You should get in on this commis before some investor comes along and gives Tom the money he needs to open a proper restaurant ( and then Tom can finally have a sofa in his apartment). Email him at chez.le.commis@gmail.com
Here’s Tom’s recipe for our favorite dish of the night:
Chez Le Commis’ Crab, Cucumber, Fennel
Serves 6-8
20 live Maryland blue crabs, cleaned
4 onions, cut in half
6 lemons, cut in half
Stock pot of water
… or 1 pound lump local crab meat – for the home cook, this is infinitely easier and honestly, I rarely think there is a marked difference in taste … plus you can worry less about a diner getting a nasty bit of shell)
4 limes
Salt
If cooking crabs, add onions and lemons to stock pot and bring water to boil. Add crabs, cover pot and turn off heat. Crabs will be cooked through in approximately 20 minutes.
Remove crabs from pot and begin the (rather lengthy) process of extracting all the meat. Use the back of a knife or a mallet hammer to crack open the claws and bodies, then use tweezers to carefully remove the sweet white meat. Be careful so as to not mix shell into your growing pile of meat, which should be kept in a bowl over ice at all times. When all crabs have been emptied, carefully feel through the meat with your fingers and tweezers to remove any trace particles of shell.
If using lump crab meat, voila! Pick through the meat to ensure there are not any particles and you’re done.
At service, season crab with fresh lime juice and sea salt.
Cucumber Ice
2 cucumbers, skin on
Roughly chop cucumbers and place in blender. Blend on high and strain juice through chinois. Taste and season with salt. Freeze juice in a shallow pan – every hour, stir and scrape the ice with a fork to keep the granules loose and small.
Roasted Fennel
1 fennel bulb, fronds reserved
Preheat oven to 375 degrees. Rub fennel bulb with oil and wrap in foil. Roast for 45 minutes to an hour. Let fennel cool.

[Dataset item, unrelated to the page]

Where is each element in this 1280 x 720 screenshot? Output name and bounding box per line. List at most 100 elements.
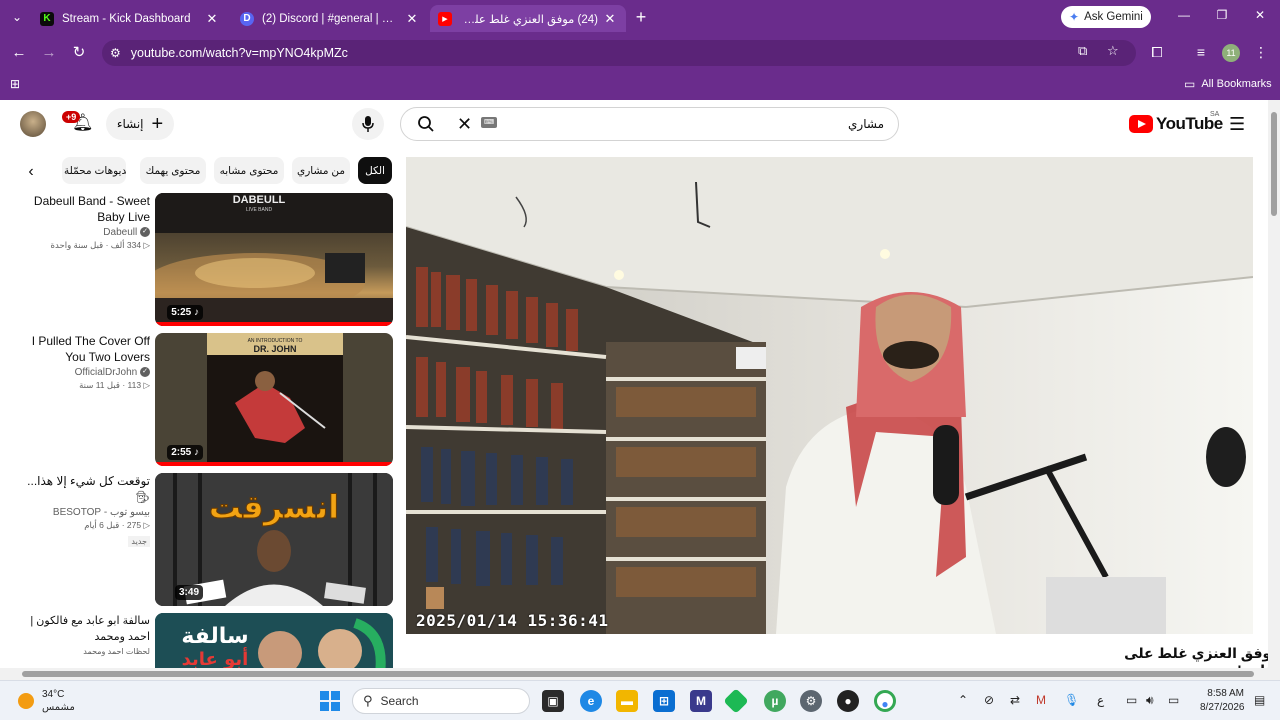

Square off core-end with a knife and slice in half top-to-bottom. Depending on size of fennel, cut in half again – the eventual goal is to slice pieces about the size of the lump crab meat pieces. Carefully cut paper-thin fennel “shards” and reserve until service in a bowl lightly tossed with oil.
Dill-Fennel Oil
2 bunches dill, thick stems removed (use more fronds than you think is necessary)
reserved fennel fronds
Canola oil
Blanch dill and fennel fronds in boiling water for five minutes. Strain and dry on paper towels. Add fronds to blender and add canola oil to nearly cover. Blend on high for 7-10 minutes. Strain through chinois and reserve – oil will keep covered and frozen for many weeks.
Buttermilk-Yogurt Sauce
2/3 cup fresh local buttermilk – the absolute best you can buy
1/3 cup fresh local sheep’s yogurt — again, the absolute best you can buy
Mix buttermilk and yogurt. Reserve until service in squeeze bottle or small bowl.
To Assemble
Squirt a circle of buttermilk-yogurt sauce in the center of a deep bowl. Place a loose ball of seasoned crab in the center and cover with chopped chives, blossoms and roasted fennel shards. Spoon a small amount of dill-fennel oil to the right of the crab and a few heaping spoons of cucumber ice to the left. Serve immediately.